Analyze and visualize multi-camera events using Amazon SageMaker Studio Lab
The National Football League (NFL) is one of the most popular sports leagues in the United States and is the most valuable sports league in the world. The NFL, BioCore, and AWS are committed to advancing human understanding around the diagnosis, prevention, and treatment of sports-related injuries to make the game of football safer. More information regarding the NFL Player Health and Safety efforts is available on the NFL website.
The AWS Professional Services team has partnered with the NFL and Biocore to provide machine learning (ML)-based solutions for identifying helmet impacts from game footage using computer vision (CV) techniques. With multiple camera views available from each game, we have developed solutions to identify helmet impacts from each of these views and merge the helmet impact results.
The motivation behind utilizing multiple camera views comes from the limitation of information when the impact events are captured with only one view. With only one perspective, some players might occlude each other or be blocked by other objects on the field. Therefore, adding more perspectives allows our ML system to identify more impacts that aren’t visible in a single view. To showcase the results of our fusion process and how the team uses visualization tools to help evaluate the model performance, we have developed a codebase to visually overlay the multiple view detection results. This process helps identify the actual number of impacts individual players experience by removing duplicate impacts detected in multiple views.

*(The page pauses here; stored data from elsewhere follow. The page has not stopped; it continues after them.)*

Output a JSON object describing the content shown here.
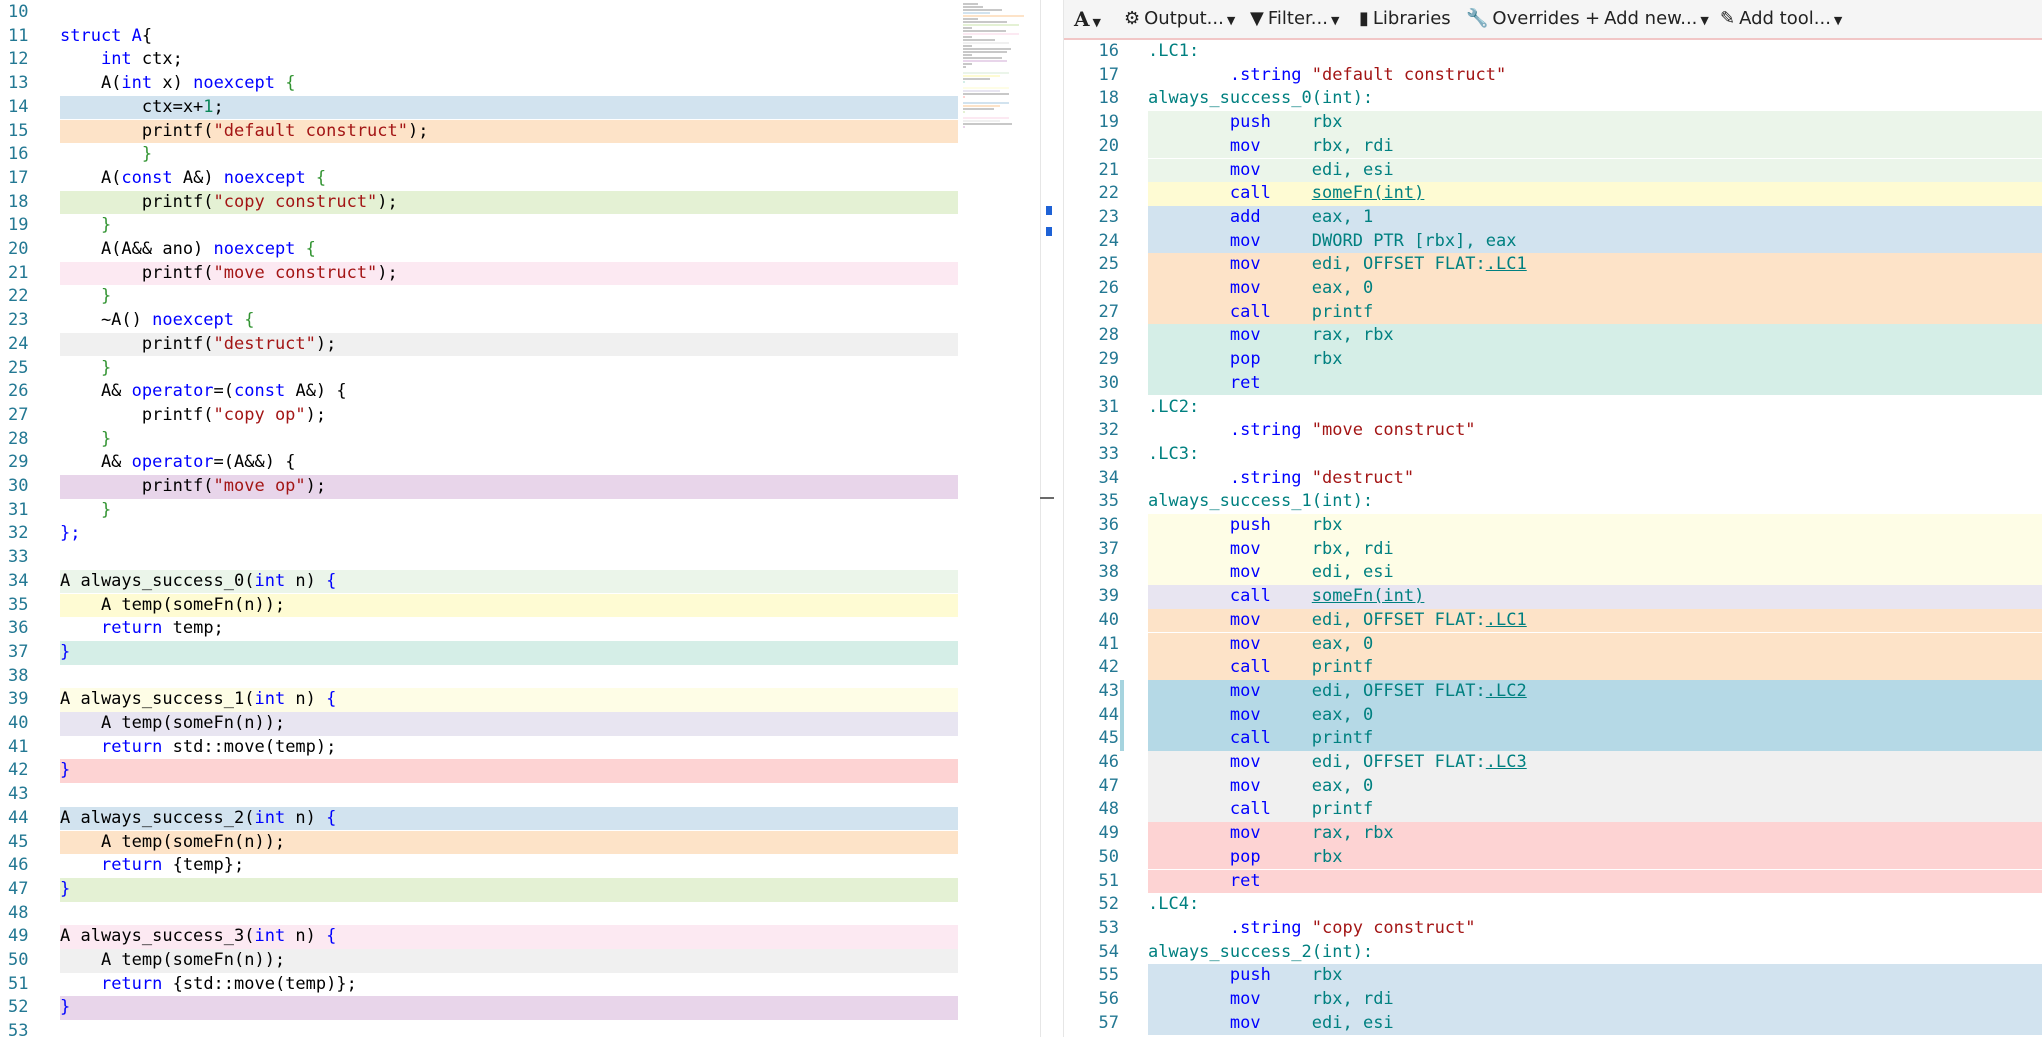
{
  "colors": {
    "blue": "#d2e3ef",
    "orange": "#fde3c8",
    "green": "#e4f1d4",
    "pink": "#fce9f2",
    "gray": "#f0f0f0",
    "purple": "#e8d5ea",
    "lightgreen": "#ebf5ea",
    "yellow": "#fefbd3",
    "teal": "#d5eee7",
    "lavender": "#e8e5f1",
    "red": "#fdd3d3",
    "cyan": "#b5d9e6",
    "lightyellow": "#fefde6"
  },
  "source_editor": {
    "lines": [
      {
        "n": "10",
        "bg": "",
        "tokens": []
      },
      {
        "n": "11",
        "bg": "",
        "tokens": [
          {
            "t": "struct A",
            "c": "#0000ff"
          },
          {
            "t": "{",
            "c": "#000"
          }
        ]
      },
      {
        "n": "12",
        "bg": "",
        "tokens": [
          {
            "t": "    ",
            "c": "#000"
          },
          {
            "t": "int",
            "c": "#0000ff"
          },
          {
            "t": " ctx;",
            "c": "#000"
          }
        ]
      },
      {
        "n": "13",
        "bg": "",
        "tokens": [
          {
            "t": "    A(",
            "c": "#000"
          },
          {
            "t": "int",
            "c": "#0000ff"
          },
          {
            "t": " x) ",
            "c": "#000"
          },
          {
            "t": "noexcept",
            "c": "#0000ff"
          },
          {
            "t": " {",
            "c": "#319331"
          }
        ]
      },
      {
        "n": "14",
        "bg": "blue",
        "tokens": [
          {
            "t": "        ctx=x+",
            "c": "#000"
          },
          {
            "t": "1",
            "c": "#098658"
          },
          {
            "t": ";",
            "c": "#000"
          }
        ]
      },
      {
        "n": "15",
        "bg": "orange",
        "tokens": [
          {
            "t": "        printf(",
            "c": "#000"
          },
          {
            "t": "\"default construct\"",
            "c": "#a31515"
          },
          {
            "t": ");",
            "c": "#000"
          }
        ]
      },
      {
        "n": "16",
        "bg": "",
        "tokens": [
          {
            "t": "        }",
            "c": "#319331"
          }
        ]
      },
      {
        "n": "17",
        "bg": "",
        "tokens": [
          {
            "t": "    A(",
            "c": "#000"
          },
          {
            "t": "const",
            "c": "#0000ff"
          },
          {
            "t": " A&) ",
            "c": "#000"
          },
          {
            "t": "noexcept",
            "c": "#0000ff"
          },
          {
            "t": " {",
            "c": "#319331"
          }
        ]
      },
      {
        "n": "18",
        "bg": "green",
        "tokens": [
          {
            "t": "        printf(",
            "c": "#000"
          },
          {
            "t": "\"copy construct\"",
            "c": "#a31515"
          },
          {
            "t": ");",
            "c": "#000"
          }
        ]
      },
      {
        "n": "19",
        "bg": "",
        "tokens": [
          {
            "t": "    }",
            "c": "#319331"
          }
        ]
      },
      {
        "n": "20",
        "bg": "",
        "tokens": [
          {
            "t": "    A(A&& ano) ",
            "c": "#000"
          },
          {
            "t": "noexcept",
            "c": "#0000ff"
          },
          {
            "t": " {",
            "c": "#319331"
          }
        ]
      },
      {
        "n": "21",
        "bg": "pink",
        "tokens": [
          {
            "t": "        printf(",
            "c": "#000"
          },
          {
            "t": "\"move construct\"",
            "c": "#a31515"
          },
          {
            "t": ");",
            "c": "#000"
          }
        ]
      },
      {
        "n": "22",
        "bg": "",
        "tokens": [
          {
            "t": "    }",
            "c": "#319331"
          }
        ]
      },
      {
        "n": "23",
        "bg": "",
        "tokens": [
          {
            "t": "    ~A() ",
            "c": "#000"
          },
          {
            "t": "noexcept",
            "c": "#0000ff"
          },
          {
            "t": " {",
            "c": "#319331"
          }
        ]
      },
      {
        "n": "24",
        "bg": "gray",
        "tokens": [
          {
            "t": "        printf(",
            "c": "#000"
          },
          {
            "t": "\"destruct\"",
            "c": "#a31515"
          },
          {
            "t": ");",
            "c": "#000"
          }
        ]
      },
      {
        "n": "25",
        "bg": "",
        "tokens": [
          {
            "t": "    }",
            "c": "#319331"
          }
        ]
      },
      {
        "n": "26",
        "bg": "",
        "tokens": [
          {
            "t": "    A& ",
            "c": "#000"
          },
          {
            "t": "operator",
            "c": "#0000ff"
          },
          {
            "t": "=(",
            "c": "#000"
          },
          {
            "t": "const",
            "c": "#0000ff"
          },
          {
            "t": " A&) {",
            "c": "#000"
          }
        ]
      },
      {
        "n": "27",
        "bg": "",
        "tokens": [
          {
            "t": "        printf(",
            "c": "#000"
          },
          {
            "t": "\"copy op\"",
            "c": "#a31515"
          },
          {
            "t": ");",
            "c": "#000"
          }
        ]
      },
      {
        "n": "28",
        "bg": "",
        "tokens": [
          {
            "t": "    }",
            "c": "#319331"
          }
        ]
      },
      {
        "n": "29",
        "bg": "",
        "tokens": [
          {
            "t": "    A& ",
            "c": "#000"
          },
          {
            "t": "operator",
            "c": "#0000ff"
          },
          {
            "t": "=(A&&) {",
            "c": "#000"
          }
        ]
      },
      {
        "n": "30",
        "bg": "purple",
        "tokens": [
          {
            "t": "        printf(",
            "c": "#000"
          },
          {
            "t": "\"move op\"",
            "c": "#a31515"
          },
          {
            "t": ");",
            "c": "#000"
          }
        ]
      },
      {
        "n": "31",
        "bg": "",
        "tokens": [
          {
            "t": "    }",
            "c": "#319331"
          }
        ]
      },
      {
        "n": "32",
        "bg": "",
        "tokens": [
          {
            "t": "};",
            "c": "#0000ff"
          }
        ]
      },
      {
        "n": "33",
        "bg": "",
        "tokens": []
      },
      {
        "n": "34",
        "bg": "lightgreen",
        "tokens": [
          {
            "t": "A always_success_0(",
            "c": "#000"
          },
          {
            "t": "int",
            "c": "#0000ff"
          },
          {
            "t": " n) ",
            "c": "#000"
          },
          {
            "t": "{",
            "c": "#0000ff"
          }
        ]
      },
      {
        "n": "35",
        "bg": "yellow",
        "tokens": [
          {
            "t": "    A temp(someFn(n));",
            "c": "#000"
          }
        ]
      },
      {
        "n": "36",
        "bg": "",
        "tokens": [
          {
            "t": "    ",
            "c": "#000"
          },
          {
            "t": "return",
            "c": "#0000ff"
          },
          {
            "t": " temp;",
            "c": "#000"
          }
        ]
      },
      {
        "n": "37",
        "bg": "teal",
        "tokens": [
          {
            "t": "}",
            "c": "#0000ff"
          }
        ]
      },
      {
        "n": "38",
        "bg": "",
        "tokens": []
      },
      {
        "n": "39",
        "bg": "lightyellow",
        "tokens": [
          {
            "t": "A always_success_1(",
            "c": "#000"
          },
          {
            "t": "int",
            "c": "#0000ff"
          },
          {
            "t": " n) ",
            "c": "#000"
          },
          {
            "t": "{",
            "c": "#0000ff"
          }
        ]
      },
      {
        "n": "40",
        "bg": "lavender",
        "tokens": [
          {
            "t": "    A temp(someFn(n));",
            "c": "#000"
          }
        ]
      },
      {
        "n": "41",
        "bg": "",
        "tokens": [
          {
            "t": "    ",
            "c": "#000"
          },
          {
            "t": "return",
            "c": "#0000ff"
          },
          {
            "t": " std::move(temp);",
            "c": "#000"
          }
        ]
      },
      {
        "n": "42",
        "bg": "red",
        "tokens": [
          {
            "t": "}",
            "c": "#0000ff"
          }
        ]
      },
      {
        "n": "43",
        "bg": "",
        "tokens": []
      },
      {
        "n": "44",
        "bg": "blue",
        "tokens": [
          {
            "t": "A always_success_2(",
            "c": "#000"
          },
          {
            "t": "int",
            "c": "#0000ff"
          },
          {
            "t": " n) ",
            "c": "#000"
          },
          {
            "t": "{",
            "c": "#0000ff"
          }
        ]
      },
      {
        "n": "45",
        "bg": "orange",
        "tokens": [
          {
            "t": "    A temp(someFn(n));",
            "c": "#000"
          }
        ]
      },
      {
        "n": "46",
        "bg": "",
        "tokens": [
          {
            "t": "    ",
            "c": "#000"
          },
          {
            "t": "return",
            "c": "#0000ff"
          },
          {
            "t": " {temp};",
            "c": "#000"
          }
        ]
      },
      {
        "n": "47",
        "bg": "green",
        "tokens": [
          {
            "t": "}",
            "c": "#0000ff"
          }
        ]
      },
      {
        "n": "48",
        "bg": "",
        "tokens": []
      },
      {
        "n": "49",
        "bg": "pink",
        "tokens": [
          {
            "t": "A always_success_3(",
            "c": "#000"
          },
          {
            "t": "int",
            "c": "#0000ff"
          },
          {
            "t": " n) ",
            "c": "#000"
          },
          {
            "t": "{",
            "c": "#0000ff"
          }
        ]
      },
      {
        "n": "50",
        "bg": "gray",
        "tokens": [
          {
            "t": "    A temp(someFn(n));",
            "c": "#000"
          }
        ]
      },
      {
        "n": "51",
        "bg": "",
        "tokens": [
          {
            "t": "    ",
            "c": "#000"
          },
          {
            "t": "return",
            "c": "#0000ff"
          },
          {
            "t": " {std::move(temp)};",
            "c": "#000"
          }
        ]
      },
      {
        "n": "52",
        "bg": "purple",
        "tokens": [
          {
            "t": "}",
            "c": "#0000ff"
          }
        ]
      },
      {
        "n": "53",
        "bg": "",
        "tokens": []
      }
    ]
  },
  "toolbar": {
    "font_label": "A",
    "output_label": "Output...",
    "filter_label": "Filter...",
    "libraries_label": "Libraries",
    "overrides_label": "Overrides",
    "add_new_label": "Add new...",
    "add_tool_label": "Add tool...",
    "icons": [
      "font-icon",
      "gear-icon",
      "filter-icon",
      "book-icon",
      "wrench-icon",
      "plus-icon",
      "tool-icon"
    ]
  },
  "assembly": {
    "lines": [
      {
        "n": "16",
        "bg": "",
        "indent": "",
        "op": "",
        "args": ".LC1:",
        "kind": "label"
      },
      {
        "n": "17",
        "bg": "",
        "indent": "        ",
        "op": ".string",
        "args": " \"default construct\"",
        "kind": "string"
      },
      {
        "n": "18",
        "bg": "",
        "indent": "",
        "op": "",
        "args": "always_success_0(int):",
        "kind": "label"
      },
      {
        "n": "19",
        "bg": "lightgreen",
        "indent": "        ",
        "op": "push",
        "args": "rbx",
        "kind": "ins"
      },
      {
        "n": "20",
        "bg": "lightgreen",
        "indent": "        ",
        "op": "mov",
        "args": "rbx, rdi",
        "kind": "ins"
      },
      {
        "n": "21",
        "bg": "lightgreen",
        "indent": "        ",
        "op": "mov",
        "args": "edi, esi",
        "kind": "ins"
      },
      {
        "n": "22",
        "bg": "yellow",
        "indent": "        ",
        "op": "call",
        "args": "someFn(int)",
        "kind": "link"
      },
      {
        "n": "23",
        "bg": "blue",
        "indent": "        ",
        "op": "add",
        "args": "eax, 1",
        "kind": "ins"
      },
      {
        "n": "24",
        "bg": "blue",
        "indent": "        ",
        "op": "mov",
        "args": "DWORD PTR [rbx], eax",
        "kind": "ins"
      },
      {
        "n": "25",
        "bg": "orange",
        "indent": "        ",
        "op": "mov",
        "args": "edi, OFFSET FLAT:",
        "ref": ".LC1",
        "kind": "ref"
      },
      {
        "n": "26",
        "bg": "orange",
        "indent": "        ",
        "op": "mov",
        "args": "eax, 0",
        "kind": "ins"
      },
      {
        "n": "27",
        "bg": "orange",
        "indent": "        ",
        "op": "call",
        "args": "printf",
        "kind": "ins"
      },
      {
        "n": "28",
        "bg": "teal",
        "indent": "        ",
        "op": "mov",
        "args": "rax, rbx",
        "kind": "ins"
      },
      {
        "n": "29",
        "bg": "teal",
        "indent": "        ",
        "op": "pop",
        "args": "rbx",
        "kind": "ins"
      },
      {
        "n": "30",
        "bg": "teal",
        "indent": "        ",
        "op": "ret",
        "args": "",
        "kind": "ins"
      },
      {
        "n": "31",
        "bg": "",
        "indent": "",
        "op": "",
        "args": ".LC2:",
        "kind": "label"
      },
      {
        "n": "32",
        "bg": "",
        "indent": "        ",
        "op": ".string",
        "args": " \"move construct\"",
        "kind": "string"
      },
      {
        "n": "33",
        "bg": "",
        "indent": "",
        "op": "",
        "args": ".LC3:",
        "kind": "label"
      },
      {
        "n": "34",
        "bg": "",
        "indent": "        ",
        "op": ".string",
        "args": " \"destruct\"",
        "kind": "string"
      },
      {
        "n": "35",
        "bg": "",
        "indent": "",
        "op": "",
        "args": "always_success_1(int):",
        "kind": "label"
      },
      {
        "n": "36",
        "bg": "lightyellow",
        "indent": "        ",
        "op": "push",
        "args": "rbx",
        "kind": "ins"
      },
      {
        "n": "37",
        "bg": "lightyellow",
        "indent": "        ",
        "op": "mov",
        "args": "rbx, rdi",
        "kind": "ins"
      },
      {
        "n": "38",
        "bg": "lightyellow",
        "indent": "        ",
        "op": "mov",
        "args": "edi, esi",
        "kind": "ins"
      },
      {
        "n": "39",
        "bg": "lavender",
        "indent": "        ",
        "op": "call",
        "args": "someFn(int)",
        "kind": "link"
      },
      {
        "n": "40",
        "bg": "orange",
        "indent": "        ",
        "op": "mov",
        "args": "edi, OFFSET FLAT:",
        "ref": ".LC1",
        "kind": "ref"
      },
      {
        "n": "41",
        "bg": "orange",
        "indent": "        ",
        "op": "mov",
        "args": "eax, 0",
        "kind": "ins"
      },
      {
        "n": "42",
        "bg": "orange",
        "indent": "        ",
        "op": "call",
        "args": "printf",
        "kind": "ins"
      },
      {
        "n": "43",
        "bg": "cyan",
        "indent": "        ",
        "op": "mov",
        "args": "edi, OFFSET FLAT:",
        "ref": ".LC2",
        "kind": "ref"
      },
      {
        "n": "44",
        "bg": "cyan",
        "indent": "        ",
        "op": "mov",
        "args": "eax, 0",
        "kind": "ins"
      },
      {
        "n": "45",
        "bg": "cyan",
        "indent": "        ",
        "op": "call",
        "args": "printf",
        "kind": "ins"
      },
      {
        "n": "46",
        "bg": "gray",
        "indent": "        ",
        "op": "mov",
        "args": "edi, OFFSET FLAT:",
        "ref": ".LC3",
        "kind": "ref"
      },
      {
        "n": "47",
        "bg": "gray",
        "indent": "        ",
        "op": "mov",
        "args": "eax, 0",
        "kind": "ins"
      },
      {
        "n": "48",
        "bg": "gray",
        "indent": "        ",
        "op": "call",
        "args": "printf",
        "kind": "ins"
      },
      {
        "n": "49",
        "bg": "red",
        "indent": "        ",
        "op": "mov",
        "args": "rax, rbx",
        "kind": "ins"
      },
      {
        "n": "50",
        "bg": "red",
        "indent": "        ",
        "op": "pop",
        "args": "rbx",
        "kind": "ins"
      },
      {
        "n": "51",
        "bg": "red",
        "indent": "        ",
        "op": "ret",
        "args": "",
        "kind": "ins"
      },
      {
        "n": "52",
        "bg": "",
        "indent": "",
        "op": "",
        "args": ".LC4:",
        "kind": "label"
      },
      {
        "n": "53",
        "bg": "",
        "indent": "        ",
        "op": ".string",
        "args": " \"copy construct\"",
        "kind": "string"
      },
      {
        "n": "54",
        "bg": "",
        "indent": "",
        "op": "",
        "args": "always_success_2(int):",
        "kind": "label"
      },
      {
        "n": "55",
        "bg": "blue",
        "indent": "        ",
        "op": "push",
        "args": "rbx",
        "kind": "ins"
      },
      {
        "n": "56",
        "bg": "blue",
        "indent": "        ",
        "op": "mov",
        "args": "rbx, rdi",
        "kind": "ins"
      },
      {
        "n": "57",
        "bg": "blue",
        "indent": "        ",
        "op": "mov",
        "args": "edi, esi",
        "kind": "ins"
      }
    ]
  }
}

In this post, we use the publicly available dataset from the NFL – Impact Detection Kaggle competition and show results for merging two views. The dataset includes helmet bounding boxes at every frame and impact labels found in each video. In particular, we focus on deduplicating and visualizing videos with the ID 57583_000082
in endzone and sideline views. You can download the endzone and sideline videos, and also the ground truth labels.
Prerequisites
The solution requires the following:
- An Amazon SageMaker Studio Lab account
- A Kaggle account for downloading the data
Get started on SageMaker Studio Lab and install the required packages
You can run the notebook from the GitHub repository or from SageMaker Studio Lab. In this post, we run the notebook from a SageMaker Studio Lab environment. We are choosing SageMaker Studio Lab because it is free, provides powerful CPU and GPU user sessions, and 15GB of persistent storage that will automatically save your environment, enabling you to pick up where you left off. To use SageMaker Studio Lab, request and set up a new account. After the account is approved, complete the following steps:
- Visit the aws-samples GitHub repo.
- In the
README
section, choose Open Studio Lab.
This redirects you to your SageMaker Studio Lab environment.
- Select your CPU compute type, then choose Start Runtime.
- After the runtime starts, choose Copy to Project, which opens a new window with the Jupyter Lab environment.
Now you’re ready to use the notebook!
- Open
fuse_and_visualize_multiview_impacts.ipynb
and follow the instructions in the notebook.
The first cell in the notebook installs the necessary Python packages such as pandas and OpenCV:
%pip install pandas
%pip install opencv-contrib-python-headless
Import all the necessary Python packages and set pandas options for better visualization experience:
import os
import cv2
import pandas as pd
import numpy as np
pd.set_option('mode.chained_assignment', None)
We use pandas for ingesting and parsing through the CSV file with the annotated helmet bounding boxes as well as impacts. We use NumPy mainly for manipulating arrays and matrices. We use OpenCV for reading, writing, and manipulating image data in Python.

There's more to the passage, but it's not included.